Elle jette un regard rétrospectif sur la mission accomplie à la Presse et elle le fait de façon transparente et touchante. En regard de sa retraite qui s’amorce, ce qui la fait davantage vibrer, c’est la peur du vide, le radotage et la nostalgie... En la lisant, je crois que nous, les « déjà retraités », nous pouvons nous reconnaitre à travers ses mots qui expriment si bien ses sentiments et ses émotions. Chacun, chacune à notre façon, nous cheminons sur cette nouvelle voie de la retraite avec des appréhensions diverses, avec des projets et des rêves plein la tête, avec des engagements là où la vie nous fait signe. L’important, c’est d’avancer avec le plus de sérénité possible, et à l’instar de cette journaliste, y ajouter une forte dose de confiance au temps qui fera son œuvre. Bonne retraite, madame Ouimet!

Bien que je sois encore loin de la retraite, n’ayant que 45 ans, j’ai lu avec beaucoup d’intérêt le texte de Mme Ouimet. Un texte qui m’a fait réfléchir et sourire en même temps.

La retraite fait partie d’une «Transition de vie» selon mes notes de cours en gérontologie au même titre que le départ des enfants ou la perte du conjoint. Souvent, la retraite vient aussi avec une baisse de revenu, qui peut devenir un stress pour certains. Il faut savoir que le seuil de pauvreté tend à augmenter chez les aînés.

Une étape à préparer

Quoi qu’il en soit, en lisant cette chronique, je me suis dit que si nous nous préparons bien, cette nouvelle étape de la vie peut être belle et sereine. Ça laisse place au temps comme le dit Mme Ouimet dans sa chronique «C’est ça aussi, vieillir, laisser du temps aux temps. De Cervantès» J’adore cette phrase pleine d’espoir et de douceur.

Bien sûr il est normal d’avoir peur. La peur de s’ennuyer, de l’isolement ou tout simplement la peur du vide comme Mme Ouimet le dit si bien. Cette transition de vie est souvent le premier signe majeur de la vieillesse qui nous frappe. La retraite est la fin d’une étape et le début d’une autre. L’important est de rester actif mais d’une autre façon. Actif dans la société en acceptant de faire du bénévolat ou en effectuant des loisirs que nous aimons. Si possible s’entourer de nos enfants et petits-enfants qui peuvent apporter joies et réconforts et entretenir nos amitiés et s’en créer de nouvelle. Pourquoi pas!
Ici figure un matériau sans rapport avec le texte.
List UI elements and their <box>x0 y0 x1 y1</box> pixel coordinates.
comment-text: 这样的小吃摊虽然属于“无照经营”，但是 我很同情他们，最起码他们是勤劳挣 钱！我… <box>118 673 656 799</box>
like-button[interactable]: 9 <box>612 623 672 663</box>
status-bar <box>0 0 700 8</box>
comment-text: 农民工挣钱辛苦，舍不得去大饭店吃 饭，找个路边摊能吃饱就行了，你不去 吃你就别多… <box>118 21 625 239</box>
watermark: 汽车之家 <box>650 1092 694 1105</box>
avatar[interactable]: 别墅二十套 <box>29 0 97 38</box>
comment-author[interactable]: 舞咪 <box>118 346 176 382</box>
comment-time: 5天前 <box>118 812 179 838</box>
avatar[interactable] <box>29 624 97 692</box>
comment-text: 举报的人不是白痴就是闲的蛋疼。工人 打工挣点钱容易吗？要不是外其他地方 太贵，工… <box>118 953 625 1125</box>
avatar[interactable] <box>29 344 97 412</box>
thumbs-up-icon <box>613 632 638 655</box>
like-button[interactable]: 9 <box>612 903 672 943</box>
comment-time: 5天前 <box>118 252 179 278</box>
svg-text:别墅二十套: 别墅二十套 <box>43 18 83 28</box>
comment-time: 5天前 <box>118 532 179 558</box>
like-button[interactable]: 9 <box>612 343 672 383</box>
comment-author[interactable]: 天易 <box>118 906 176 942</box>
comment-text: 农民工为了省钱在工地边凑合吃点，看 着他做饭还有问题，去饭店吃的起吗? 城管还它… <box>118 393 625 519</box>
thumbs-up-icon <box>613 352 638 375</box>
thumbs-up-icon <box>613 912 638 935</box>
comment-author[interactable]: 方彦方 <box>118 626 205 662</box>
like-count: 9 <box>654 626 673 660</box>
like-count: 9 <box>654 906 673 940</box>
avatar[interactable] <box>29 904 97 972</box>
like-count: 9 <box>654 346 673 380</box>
Plus ou moins simple à réussir

Évidemment je suis bien consciente que ce n’est pas aussi simple pour tout le monde. Plusieurs autres facteurs entrent en ligne de compte lors de la retraite tel que la santé générale, les finances, les liens familiaux, le réseau social etc. Mais je demeure optimiste que la retraite peut être une belle et longue aventure où nous pouvons mettre à profit nos connaissances et nos compétences dans ce que nous aimons vraiment. Tout est une question de préparation! C’est d’ailleurs le sujet de mon prochain cours dans mon certificat en gérontologie «Enjeux individuels et collectifs de la retraite». Je crois que serai outillé pour bien saisir les déterminants et les défis que représente la retraite. Et vous, êtes vous prêt?